Even if they didn't, Cassidy had this feeling deep down that this episode was going to cost him a close friend.

He turned his mind back to the problem at hand.

Jiro had called, and a plainclothes tailing team had been waiting when he left the embassy compound.

Perhaps they were monitoring all the calls from Kimura's base and had intercepted this one, then decided to check to see if Kimura was meeting people he had no good reason to meet.

Or maybe they were onto Kimura.

Maybe they knew he had spilled some secrets to the Americans. Maybe they were trying to rope in Kimura's U.S. contact.

Maybe, maybe, maybe…

Cassidy changed into civilian clothes while he mulled the problem over, then went into the kitchen and got a beer from the refrigerator.

Hanging on the wall was a photo of himself at the controls of an F-16. The plane was high, over thirty thousand feet, brilliantly lit by the sun, against a sky so blue it was almost black. Cassidy stood sipping beer as he looked at the photo. What he saw in his mind's eye was not the F-16, but the new Zero.

He had actually seen it. Last week. From a hill near the Japanese air base at Niigata. He had hiked up carrying a video camera in a hard case on a strap over his shoulder. He had videotaped the new fighters taking off and landing. Although the base was six miles away, on the climb-out and approach they came within a half mile of where he was standing.

He had also gotten some still pictures with a 35-mm camera from just under the glide path. He had driven into a noise-saturated neighborhood beside the base and snapped the photos from the driver's seat of his car as the planes went overhead.

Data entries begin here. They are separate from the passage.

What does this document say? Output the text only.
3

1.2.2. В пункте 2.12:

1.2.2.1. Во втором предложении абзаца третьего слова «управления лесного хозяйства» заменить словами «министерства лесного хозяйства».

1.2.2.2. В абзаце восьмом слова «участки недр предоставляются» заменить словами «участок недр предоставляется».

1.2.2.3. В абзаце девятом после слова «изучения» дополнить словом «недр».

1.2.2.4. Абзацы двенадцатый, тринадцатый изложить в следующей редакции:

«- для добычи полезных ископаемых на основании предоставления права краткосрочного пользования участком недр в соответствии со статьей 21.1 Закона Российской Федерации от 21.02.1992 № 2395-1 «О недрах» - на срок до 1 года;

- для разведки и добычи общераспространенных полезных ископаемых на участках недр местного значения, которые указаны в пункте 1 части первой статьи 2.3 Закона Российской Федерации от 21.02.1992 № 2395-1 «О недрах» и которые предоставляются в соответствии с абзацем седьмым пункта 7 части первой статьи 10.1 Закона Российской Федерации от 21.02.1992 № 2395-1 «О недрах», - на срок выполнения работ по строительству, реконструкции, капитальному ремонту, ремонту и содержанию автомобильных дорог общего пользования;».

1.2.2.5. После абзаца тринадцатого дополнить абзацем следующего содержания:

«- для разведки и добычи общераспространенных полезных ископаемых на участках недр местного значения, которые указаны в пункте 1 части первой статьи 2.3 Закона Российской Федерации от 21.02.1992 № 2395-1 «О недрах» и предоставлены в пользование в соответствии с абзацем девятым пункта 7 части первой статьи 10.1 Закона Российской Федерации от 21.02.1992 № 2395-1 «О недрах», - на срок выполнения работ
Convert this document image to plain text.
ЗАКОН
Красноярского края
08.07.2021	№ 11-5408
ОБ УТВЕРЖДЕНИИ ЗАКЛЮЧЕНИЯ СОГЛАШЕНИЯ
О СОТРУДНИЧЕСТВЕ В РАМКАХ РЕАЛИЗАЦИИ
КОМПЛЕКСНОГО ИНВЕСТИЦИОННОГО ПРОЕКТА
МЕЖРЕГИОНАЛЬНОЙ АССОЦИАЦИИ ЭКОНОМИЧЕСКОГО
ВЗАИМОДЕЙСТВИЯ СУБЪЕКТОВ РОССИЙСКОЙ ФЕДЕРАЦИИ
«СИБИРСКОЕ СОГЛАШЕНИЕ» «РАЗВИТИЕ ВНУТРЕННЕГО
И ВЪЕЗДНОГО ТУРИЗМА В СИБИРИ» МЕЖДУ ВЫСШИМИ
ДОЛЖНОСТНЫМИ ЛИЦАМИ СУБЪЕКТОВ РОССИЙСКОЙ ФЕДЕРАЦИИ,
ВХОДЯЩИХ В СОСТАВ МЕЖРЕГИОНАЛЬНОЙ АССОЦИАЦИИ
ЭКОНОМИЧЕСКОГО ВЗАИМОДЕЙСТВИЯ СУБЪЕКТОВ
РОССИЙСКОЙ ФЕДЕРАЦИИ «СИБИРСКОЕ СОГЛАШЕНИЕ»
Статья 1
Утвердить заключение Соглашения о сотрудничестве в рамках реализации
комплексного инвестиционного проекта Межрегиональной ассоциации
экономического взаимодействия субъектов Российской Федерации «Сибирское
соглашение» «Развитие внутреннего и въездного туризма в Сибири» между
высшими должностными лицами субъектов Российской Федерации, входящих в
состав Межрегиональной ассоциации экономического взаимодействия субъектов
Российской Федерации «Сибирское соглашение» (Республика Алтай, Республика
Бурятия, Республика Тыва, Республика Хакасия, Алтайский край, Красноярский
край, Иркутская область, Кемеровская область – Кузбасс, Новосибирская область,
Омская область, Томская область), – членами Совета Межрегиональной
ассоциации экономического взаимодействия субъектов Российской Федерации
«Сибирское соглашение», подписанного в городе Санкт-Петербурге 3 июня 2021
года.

The CIA had sent him a gadget to play with as the new Zero flew over, a device that resembled a portable cassette player and could pass for one on casual examination. It did, however, have a three-foot-long antenna that he had to dangle out the window.

Cassidy did all this high-tech spying in plain sight. Only one person had paid any attention to him, a youngster on a tricycle, who sat on the sidewalk four feet away and watched him fiddle with the cassette player and antenna as the jets flew over.

He remembered the sense of relief that came over him when he was finished. He had started the car and slipped it into gear while he took one last careful look around to see if anyone was watching.

It was amazing, when you stopped to think about it. The Japanese designed, manufactured, and tested the ultimate fighter plane, one invisible to radar, put it into squadron service, and the United States knew nothing about it—didn't even know it existed, until one of the pilots sought out the U.S. air attaché at the American embassy and told him.